Janganlah sekali-kali kamu bersikap sombong dengan memalingkan wajahmu dari orang lain, seolah-olah mereka tidak pantas berbicara denganmu. Jangan pula berjalan di muka bumi dengan gaya yang angkuh dan pamer. Ingatlah, Allah sangat membenci orang-orang yang memiliki sifat sombong dan gemar membanggakan dirinya.
Pesan ini mengajarkan kita untuk:
- Tawadhu’ (Rendah Hati): Selalu menghargai dan memperhatikan orang lain dalam interaksi sehari-hari.
- Sederhana: Menjaga sikap dan penampilan agar tidak menimbulkan kesan sombong atau arogan.

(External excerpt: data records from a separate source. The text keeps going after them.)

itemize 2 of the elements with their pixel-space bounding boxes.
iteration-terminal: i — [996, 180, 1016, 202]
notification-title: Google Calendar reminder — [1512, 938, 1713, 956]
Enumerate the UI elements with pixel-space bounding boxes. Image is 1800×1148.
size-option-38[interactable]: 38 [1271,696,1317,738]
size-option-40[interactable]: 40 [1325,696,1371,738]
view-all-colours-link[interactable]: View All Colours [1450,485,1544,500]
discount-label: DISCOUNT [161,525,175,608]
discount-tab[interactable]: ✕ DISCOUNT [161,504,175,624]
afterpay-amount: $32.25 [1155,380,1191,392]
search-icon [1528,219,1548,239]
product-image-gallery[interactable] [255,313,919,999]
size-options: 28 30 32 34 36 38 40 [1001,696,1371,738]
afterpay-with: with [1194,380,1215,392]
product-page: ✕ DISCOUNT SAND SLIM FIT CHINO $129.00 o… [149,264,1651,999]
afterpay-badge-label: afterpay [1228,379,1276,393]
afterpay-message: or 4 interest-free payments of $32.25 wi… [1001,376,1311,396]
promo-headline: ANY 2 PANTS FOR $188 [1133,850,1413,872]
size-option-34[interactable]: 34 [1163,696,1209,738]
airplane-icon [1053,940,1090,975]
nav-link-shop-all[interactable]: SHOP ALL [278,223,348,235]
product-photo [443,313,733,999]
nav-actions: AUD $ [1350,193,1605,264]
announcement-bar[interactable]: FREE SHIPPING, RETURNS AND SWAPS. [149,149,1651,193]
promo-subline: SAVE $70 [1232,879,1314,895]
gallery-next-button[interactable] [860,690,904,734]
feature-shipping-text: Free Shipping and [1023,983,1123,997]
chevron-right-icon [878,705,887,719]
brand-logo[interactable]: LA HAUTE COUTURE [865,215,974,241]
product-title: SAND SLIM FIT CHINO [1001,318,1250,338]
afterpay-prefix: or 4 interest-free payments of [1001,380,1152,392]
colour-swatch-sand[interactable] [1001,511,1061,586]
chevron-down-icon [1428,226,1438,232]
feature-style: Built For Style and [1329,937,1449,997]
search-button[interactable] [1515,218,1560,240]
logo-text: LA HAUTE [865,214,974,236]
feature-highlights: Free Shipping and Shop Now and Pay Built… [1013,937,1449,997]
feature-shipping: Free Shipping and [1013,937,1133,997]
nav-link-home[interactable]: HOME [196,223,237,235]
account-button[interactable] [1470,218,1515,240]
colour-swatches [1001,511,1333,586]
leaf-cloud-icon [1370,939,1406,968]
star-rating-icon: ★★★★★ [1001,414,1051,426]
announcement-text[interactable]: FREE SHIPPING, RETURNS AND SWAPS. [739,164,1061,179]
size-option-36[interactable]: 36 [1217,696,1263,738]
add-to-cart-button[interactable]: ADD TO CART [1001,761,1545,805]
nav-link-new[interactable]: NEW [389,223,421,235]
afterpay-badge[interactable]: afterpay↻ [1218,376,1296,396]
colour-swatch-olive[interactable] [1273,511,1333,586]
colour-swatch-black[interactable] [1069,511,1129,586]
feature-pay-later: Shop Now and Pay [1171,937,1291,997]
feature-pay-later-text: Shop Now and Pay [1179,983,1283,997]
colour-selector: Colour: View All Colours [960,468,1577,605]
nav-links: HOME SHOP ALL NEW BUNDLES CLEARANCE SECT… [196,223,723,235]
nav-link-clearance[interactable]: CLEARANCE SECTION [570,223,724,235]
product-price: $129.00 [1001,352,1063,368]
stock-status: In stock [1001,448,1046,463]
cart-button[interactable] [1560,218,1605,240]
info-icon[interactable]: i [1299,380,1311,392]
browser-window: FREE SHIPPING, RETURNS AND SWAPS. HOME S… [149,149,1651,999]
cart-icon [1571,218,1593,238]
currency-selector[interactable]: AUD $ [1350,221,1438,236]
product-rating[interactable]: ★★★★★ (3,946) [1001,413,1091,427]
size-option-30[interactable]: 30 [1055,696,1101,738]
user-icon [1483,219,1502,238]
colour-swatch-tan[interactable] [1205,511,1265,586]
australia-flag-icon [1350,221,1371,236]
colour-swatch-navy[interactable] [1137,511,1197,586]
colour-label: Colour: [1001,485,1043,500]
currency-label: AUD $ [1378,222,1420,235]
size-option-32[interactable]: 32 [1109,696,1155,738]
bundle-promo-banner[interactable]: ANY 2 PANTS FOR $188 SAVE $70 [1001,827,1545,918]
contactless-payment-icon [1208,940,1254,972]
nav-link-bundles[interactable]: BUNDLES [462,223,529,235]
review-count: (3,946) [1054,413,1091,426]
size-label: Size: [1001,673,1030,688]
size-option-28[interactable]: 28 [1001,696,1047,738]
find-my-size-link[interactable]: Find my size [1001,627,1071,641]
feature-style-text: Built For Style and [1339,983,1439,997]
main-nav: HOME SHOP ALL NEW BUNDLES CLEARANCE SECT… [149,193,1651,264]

- Introspeksi Diri: Selalu memeriksa hati dari penyakit ‘ujub (bangga pada diri sendiri) dan sombong, karena kedua sifat ini sangat dibenci Allah.
Ayat ini sangat relevan di zaman media sosial di mana budaya pamer dan gengsi seringkali dianggap hal yang normal. Wasiat Luqman ini mengingatkan kita untuk tetap rendah hati di mana pun kita berada.